Outside of the existing stimulus bills and other response measures, financial institutions and specialty finance organizations should also consider measures to reduce their total tax liability that were already available prior to the start of the pandemic, such as state and federal Research and Development (R&D) tax credits that can offset the costs associated with, for example, developing fintech applications to service customers. Companies that operate internationally should also assess the tax relief options being offered in the countries in which they operate.

While there are many tax savings opportunities available, eligibility for some provisions is dependent on company size and other factors, and many benefits are mutually exclusive or have other tax implications that could affect an organization’s total tax liability. Given the level of complexity in tax planning during this time, it is critical that banks and other financial institutions consult with tax professionals in order to maximize their savings and understand the long-term impacts of their tax strategies.

To learn more, view our insight: A Global Tax Tool: COVID-19 Fiscal and Financial Measures to Support Businesses and Individuals.
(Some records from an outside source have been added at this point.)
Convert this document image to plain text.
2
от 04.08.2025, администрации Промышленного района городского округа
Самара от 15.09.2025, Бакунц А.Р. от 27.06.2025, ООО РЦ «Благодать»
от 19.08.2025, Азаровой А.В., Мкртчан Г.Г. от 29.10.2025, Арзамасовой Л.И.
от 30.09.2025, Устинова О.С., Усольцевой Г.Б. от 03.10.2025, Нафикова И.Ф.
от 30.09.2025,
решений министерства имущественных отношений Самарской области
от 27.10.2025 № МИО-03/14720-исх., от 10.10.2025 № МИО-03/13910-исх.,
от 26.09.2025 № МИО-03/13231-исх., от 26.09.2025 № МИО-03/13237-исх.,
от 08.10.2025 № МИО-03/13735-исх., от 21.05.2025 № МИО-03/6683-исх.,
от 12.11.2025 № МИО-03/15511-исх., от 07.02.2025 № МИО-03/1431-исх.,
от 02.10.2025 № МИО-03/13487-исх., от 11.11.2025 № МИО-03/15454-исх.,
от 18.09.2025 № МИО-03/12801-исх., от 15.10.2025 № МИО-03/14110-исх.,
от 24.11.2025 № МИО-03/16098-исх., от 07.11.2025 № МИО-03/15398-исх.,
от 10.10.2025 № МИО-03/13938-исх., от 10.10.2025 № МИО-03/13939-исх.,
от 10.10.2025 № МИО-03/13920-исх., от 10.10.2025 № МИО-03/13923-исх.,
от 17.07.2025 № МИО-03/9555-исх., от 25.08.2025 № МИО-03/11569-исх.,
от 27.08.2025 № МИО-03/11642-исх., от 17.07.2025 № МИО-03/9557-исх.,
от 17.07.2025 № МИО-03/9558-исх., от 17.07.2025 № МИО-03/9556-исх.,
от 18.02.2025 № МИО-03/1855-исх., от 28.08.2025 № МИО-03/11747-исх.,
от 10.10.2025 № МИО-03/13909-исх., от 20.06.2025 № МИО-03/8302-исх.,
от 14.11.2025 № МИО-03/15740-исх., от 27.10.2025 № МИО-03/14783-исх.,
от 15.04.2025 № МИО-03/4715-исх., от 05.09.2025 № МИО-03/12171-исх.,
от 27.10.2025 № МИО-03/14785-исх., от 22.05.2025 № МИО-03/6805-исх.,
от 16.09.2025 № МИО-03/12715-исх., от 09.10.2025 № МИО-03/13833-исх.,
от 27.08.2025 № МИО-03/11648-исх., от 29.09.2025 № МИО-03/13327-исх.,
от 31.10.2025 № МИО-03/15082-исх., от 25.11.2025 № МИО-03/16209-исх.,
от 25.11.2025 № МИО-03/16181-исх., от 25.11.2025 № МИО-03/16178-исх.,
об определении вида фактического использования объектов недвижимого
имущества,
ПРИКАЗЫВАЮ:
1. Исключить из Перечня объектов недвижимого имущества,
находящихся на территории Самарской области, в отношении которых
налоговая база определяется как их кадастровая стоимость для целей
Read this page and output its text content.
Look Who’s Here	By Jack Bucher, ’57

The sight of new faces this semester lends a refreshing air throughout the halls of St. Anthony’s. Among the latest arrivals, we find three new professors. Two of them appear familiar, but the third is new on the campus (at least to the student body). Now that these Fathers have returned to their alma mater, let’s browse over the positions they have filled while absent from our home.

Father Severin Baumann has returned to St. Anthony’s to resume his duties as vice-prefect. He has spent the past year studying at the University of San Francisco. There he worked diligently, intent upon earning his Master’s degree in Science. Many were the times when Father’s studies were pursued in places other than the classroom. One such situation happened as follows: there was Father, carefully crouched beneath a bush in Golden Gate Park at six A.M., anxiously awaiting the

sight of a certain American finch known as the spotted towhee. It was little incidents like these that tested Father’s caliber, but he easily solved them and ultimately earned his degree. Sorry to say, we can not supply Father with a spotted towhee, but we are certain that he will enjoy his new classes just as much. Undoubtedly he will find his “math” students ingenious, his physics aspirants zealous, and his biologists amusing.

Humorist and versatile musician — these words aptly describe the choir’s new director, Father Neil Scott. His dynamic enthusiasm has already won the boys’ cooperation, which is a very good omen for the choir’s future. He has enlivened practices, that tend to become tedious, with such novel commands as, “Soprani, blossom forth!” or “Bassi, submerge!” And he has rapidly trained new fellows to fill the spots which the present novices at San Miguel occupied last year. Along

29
You can also view our webinar: What the CARES Act Means For You & Tax Strategies to Increase Cash Flow.

A. Most management teams and investors are hitting the pause button on deal activity. The economic realities are changing fast, and so too are deal threats and opportunities. For banks and other financial institutions, COVID-19 has introduced significant risk and led to fewer lenders willing to facilitate deals. Furthermore, some borrowers are struggling to repay loans due to their own deteriorating financial situation, impacting the bottom line for potential deal targets. Valuations have also dipped as the market downturn has affected EBITDA and financial projections for sellers.

Parties in M&A deals—buyers, sellers and lenders—are currently assessing the situation and will be making decisions to proceed, adjust or discontinue deal processes based on critical factors including crisis management, performance outlook, valuation changes and COVID-19’s lasting impact on the economy. Deal activity in certain in-demand sectors—such as technology, healthcare, and those facilitating essential services like distribution logistics—are likely to rebound sooner than other industries. Ultimately, and hopefully sooner rather than later, the path forward will become clearer and many sellers will resume sale processes. However, some will have to modify their approach or even take longer pauses as the uncertain outlook persists.